Talking always helps. But all my life I wasn’t the type to talk a lot and approach people. I had to reinvent myself then. Now, when I have something on my mind, I try to approach people and talk to them.
Also with your teammates at Werder?
The guys in the team have a good sense of when I’m not having such a good day. But they don’t treat me any differently either. And if I make a mistake on the pitch, they can yell at me, that’s totally fine. But they are open to the topic, which helps me a lot. Talking is the only thing that really helps. And we can also talk about things that are sometimes uncomfortable.
You received very good feedback on your statements. Was there a concern that there would also be a lack of understanding?
I think at that moment you don’t even think about what people will think. If it had been interpreted negatively, I wouldn’t have cared in that case because it just had to come out. That was the best thing for me, my family and those close to me, and of course my team. So they could all react, they all knew. But I was glad that there was very good feedback and that I found open ears. And for that I can only say thank you.
“I feel a lot better than I did half a year ago,” says Niklas Schmidt.
It’s all still quite fresh for you, but you still seem very reflective. Is the impression wrong?
It’s going in the right direction and I feel a lot better. The fact that I said it often cleared my head again. I make no secret of it because it is a very important topic. It’s a disease – and you should see it as such. Especially because a lot can come out of depression. Unfortunately also a lot of bad luck if you do something to yourself. And we should be more open to the topic.

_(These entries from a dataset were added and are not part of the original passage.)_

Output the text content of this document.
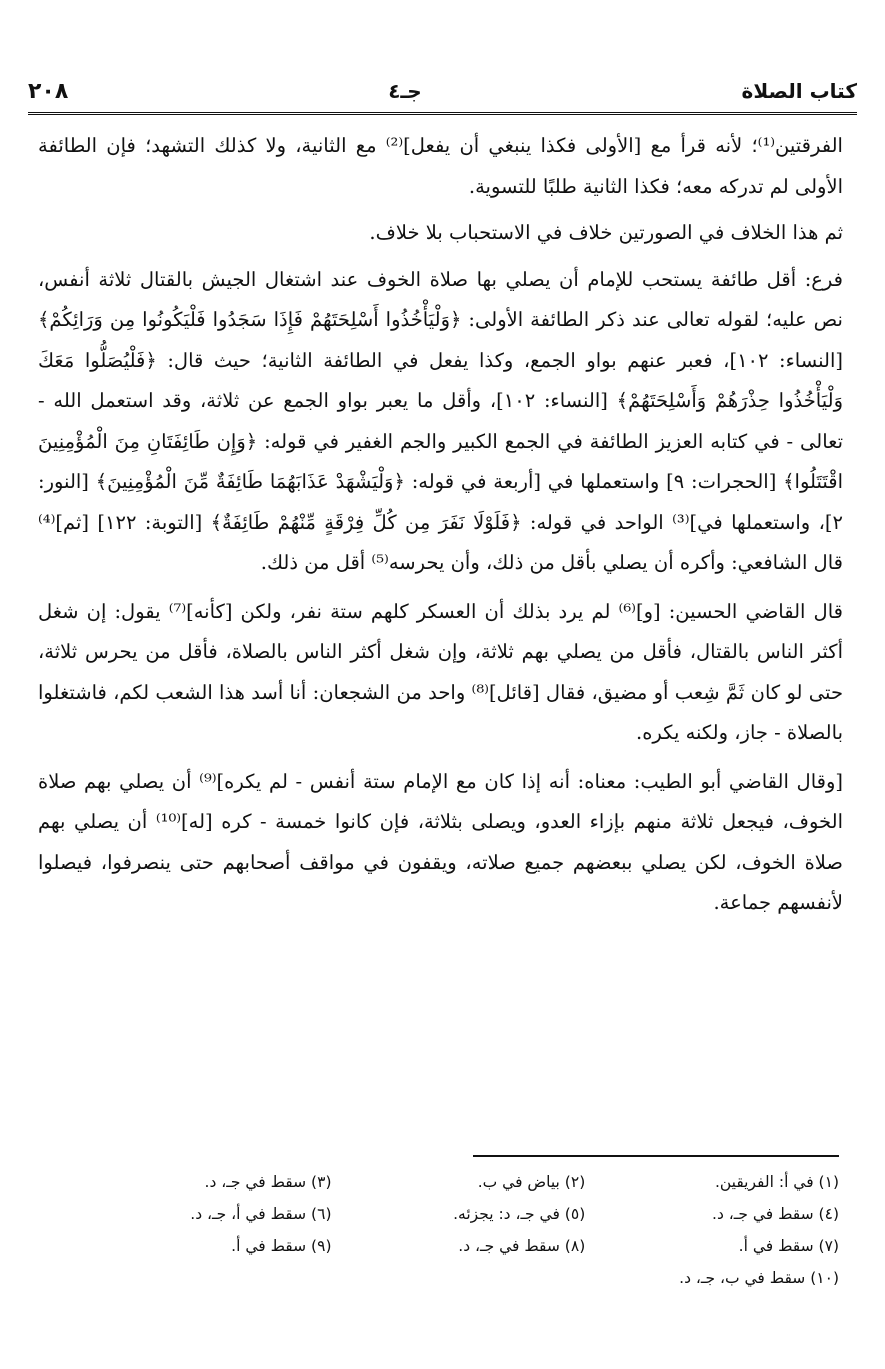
٢٠٨	جـ٤	كتاب الصلاة

الفرقتين⁽¹⁾؛ لأنه قرأ مع [الأولى فكذا ينبغي أن يفعل]⁽²⁾ مع الثانية، ولا كذلك التشهد؛ فإن الطائفة الأولى لم تدركه معه؛ فكذا الثانية طلبًا للتسوية.

ثم هذا الخلاف في الصورتين خلاف في الاستحباب بلا خلاف.

فرع: أقل طائفة يستحب للإمام أن يصلي بها صلاة الخوف عند اشتغال الجيش بالقتال ثلاثة أنفس، نص عليه؛ لقوله تعالى عند ذكر الطائفة الأولى: ﴿وَلْيَأْخُذُوا أَسْلِحَتَهُمْ فَإِذَا سَجَدُوا فَلْيَكُونُوا مِن وَرَائِكُمْ﴾ [النساء: ١٠٢]، فعبر عنهم بواو الجمع، وكذا يفعل في الطائفة الثانية؛ حيث قال: ﴿فَلْيُصَلُّوا مَعَكَ وَلْيَأْخُذُوا حِذْرَهُمْ وَأَسْلِحَتَهُمْ﴾ [النساء: ١٠٢]، وأقل ما يعبر بواو الجمع عن ثلاثة، وقد استعمل الله - تعالى - في كتابه العزيز الطائفة في الجمع الكبير والجم الغفير في قوله: ﴿وَإِن طَائِفَتَانِ مِنَ الْمُؤْمِنِينَ اقْتَتَلُوا﴾ [الحجرات: ٩] واستعملها في [أربعة في قوله: ﴿وَلْيَشْهَدْ عَذَابَهُمَا طَائِفَةٌ مِّنَ الْمُؤْمِنِينَ﴾ [النور: ٢]، واستعملها في]⁽³⁾ الواحد في قوله: ﴿فَلَوْلَا نَفَرَ مِن كُلِّ فِرْقَةٍ مِّنْهُمْ طَائِفَةٌ﴾ [التوبة: ١٢٢] [ثم]⁽⁴⁾ قال الشافعي: وأكره أن يصلي بأقل من ذلك، وأن يحرسه⁽⁵⁾ أقل من ذلك.

قال القاضي الحسين: [و]⁽⁶⁾ لم يرد بذلك أن العسكر كلهم ستة نفر، ولكن [كأنه]⁽⁷⁾ يقول: إن شغل أكثر الناس بالقتال، فأقل من يصلي بهم ثلاثة، وإن شغل أكثر الناس بالصلاة، فأقل من يحرس ثلاثة، حتى لو كان ثَمَّ شِعب أو مضيق، فقال [قائل]⁽⁸⁾ واحد من الشجعان: أنا أسد هذا الشعب لكم، فاشتغلوا بالصلاة - جاز، ولكنه يكره.

[وقال القاضي أبو الطيب: معناه: أنه إذا كان مع الإمام ستة أنفس - لم يكره]⁽⁹⁾ أن يصلي بهم صلاة الخوف، فيجعل ثلاثة منهم بإزاء العدو، ويصلى بثلاثة، فإن كانوا خمسة - كره [له]⁽¹⁰⁾ أن يصلي بهم صلاة الخوف، لكن يصلي ببعضهم جميع صلاته، ويقفون في مواقف أصحابهم حتى ينصرفوا، فيصلوا لأنفسهم جماعة.

(١) في أ: الفريقين.
(٢) بياض في ب.
(٣) سقط في جـ، د.
(٤) سقط في جـ، د.
(٥) في جـ، د: يجزئه.
(٦) سقط في أ، جـ، د.
(٧) سقط في أ.
(٨) سقط في جـ، د.
(٩) سقط في أ.
(١٠) سقط في ب، جـ، د.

I want to let people know that there is no shame and that you can live with it. Even if you sometimes think that you can’t go on or you ask yourself: ‘Why isn’t it getting better?’ I feel extremely comfortable in the hands I am in and trust them. And I hope that at some point I can put it 100 percent behind me and only look ahead.
You just turned 25 years old. What do you wish?
Health. 100% health for me and everyone close to me. The rest is to come and I’m very excited to see what’s to come.
(The conversation was conducted by Stephan Schiffner, recorded by Petra Philippsen.)